Medical Devices and Healthcare IT

Tiny Tooth-Mounted Sensor to Track Dietary Intake

26 March 2018
A miniaturized sensor mounted on a tooth. Source: SilkLab/Tufts University.

Wearable sensors to track health information represent a major segment of emergent medical technology: devices worn around the wrist to track fitness, patches placed under the arm to gauge body temperature, portable monitors to measure vital signs and so on. A new miniature sensor developed by researchers at Tufts University School of Engineering takes the technology to another location in the body: patients' teeth.

When the device is mounted directly on a tooth, it can monitor and wirelessly transmit information on intake of glucose, salt and alcohol. The researchers say that the future adaptations could enable detection and recording of a wide range of nutrients, chemicals and even psychological states.

Previous incarnations of dietary intake devices were limited by various factors, such as requiring the use of a mouth guard to be worn, or rapidly degrading and needing frequent replacement. The Tufts team developed a tiny 2- by 2-millimeter footprint for their device, with the flexibility to conform and bond to the irregular surface of a tooth.

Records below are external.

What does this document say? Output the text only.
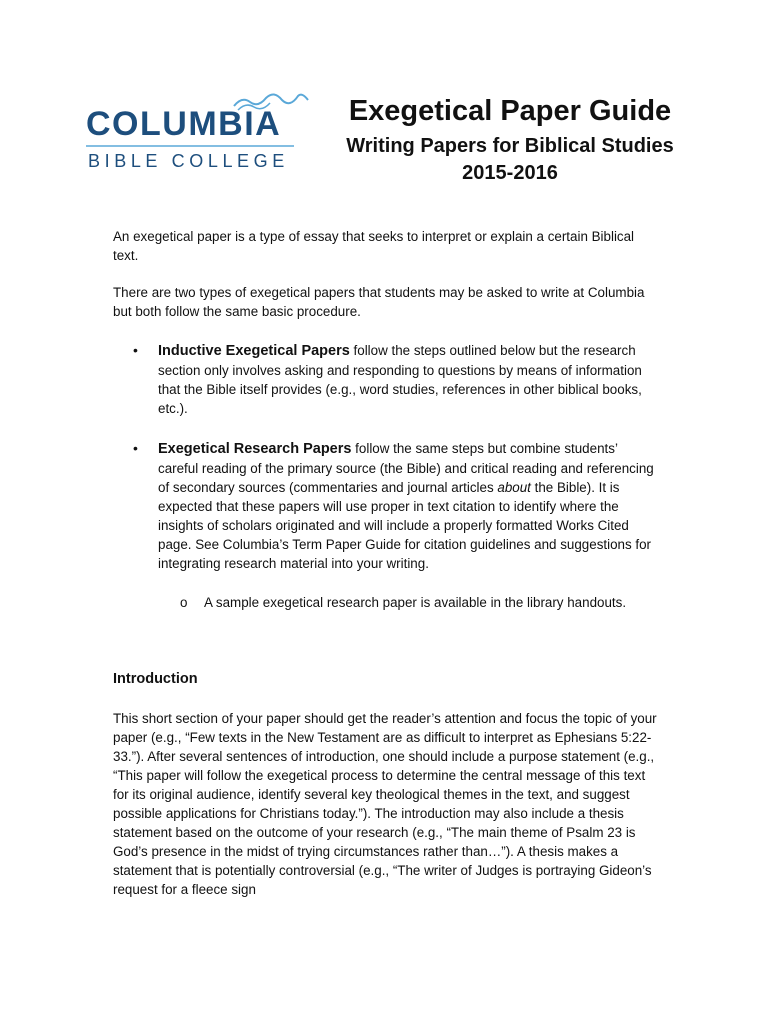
COLUMBIA
BIBLE COLLEGE
Exegetical Paper Guide
Writing Papers for Biblical Studies
2015-2016

An exegetical paper is a type of essay that seeks to interpret or explain a certain Biblical text.

There are two types of exegetical papers that students may be asked to write at Columbia but both follow the same basic procedure.

• Inductive Exegetical Papers follow the steps outlined below but the research section only involves asking and responding to questions by means of information that the Bible itself provides (e.g., word studies, references in other biblical books, etc.).
• Exegetical Research Papers follow the same steps but combine students’ careful reading of the primary source (the Bible) and critical reading and referencing of secondary sources (commentaries and journal articles about the Bible). It is expected that these papers will use proper in text citation to identify where the insights of scholars originated and will include a properly formatted Works Cited page. See Columbia’s Term Paper Guide for citation guidelines and suggestions for integrating research material into your writing.
o A sample exegetical research paper is available in the library handouts.
Introduction

This short section of your paper should get the reader’s attention and focus the topic of your paper (e.g., “Few texts in the New Testament are as difficult to interpret as Ephesians 5:22-33.”). After several sentences of introduction, one should include a purpose statement (e.g., “This paper will follow the exegetical process to determine the central message of this text for its original audience, identify several key theological themes in the text, and suggest possible applications for Christians today.”). The introduction may also include a thesis statement based on the outcome of your research (e.g., “The main theme of Psalm 23 is God’s presence in the midst of trying circumstances rather than…”). A thesis makes a statement that is potentially controversial (e.g., “The writer of Judges is portraying Gideon’s request for a fleece sign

The sensor is comprised of three layers — a central bioresponsive layer that absorbs chemicals to be detected, sandwiched in between two layers of gold. Together, they act as an antenna, reflecting back radiofrequency (RF) signals that represent actionable information. For example, if the central layer takes on salt, its electrical properties will shift; this causes the sensor to absorb and transmit a different spectrum of RF waves, with varying intensity. The nutrient can then be detected and measured.

"In theory we can modify the bioresponsive layer in these sensors to target other chemicals — we are really limited only by our creativity," explains Fiorenzo Omenetto, Ph.D., a corresponding author of the research and professor of engineering at Tufts. "We have extended common RFID technology to a sensor package that can dynamically read and transmit information on its environment, whether it is affixed to a tooth, to skin or any other surface."

The research appears in the journal Advanced Materials.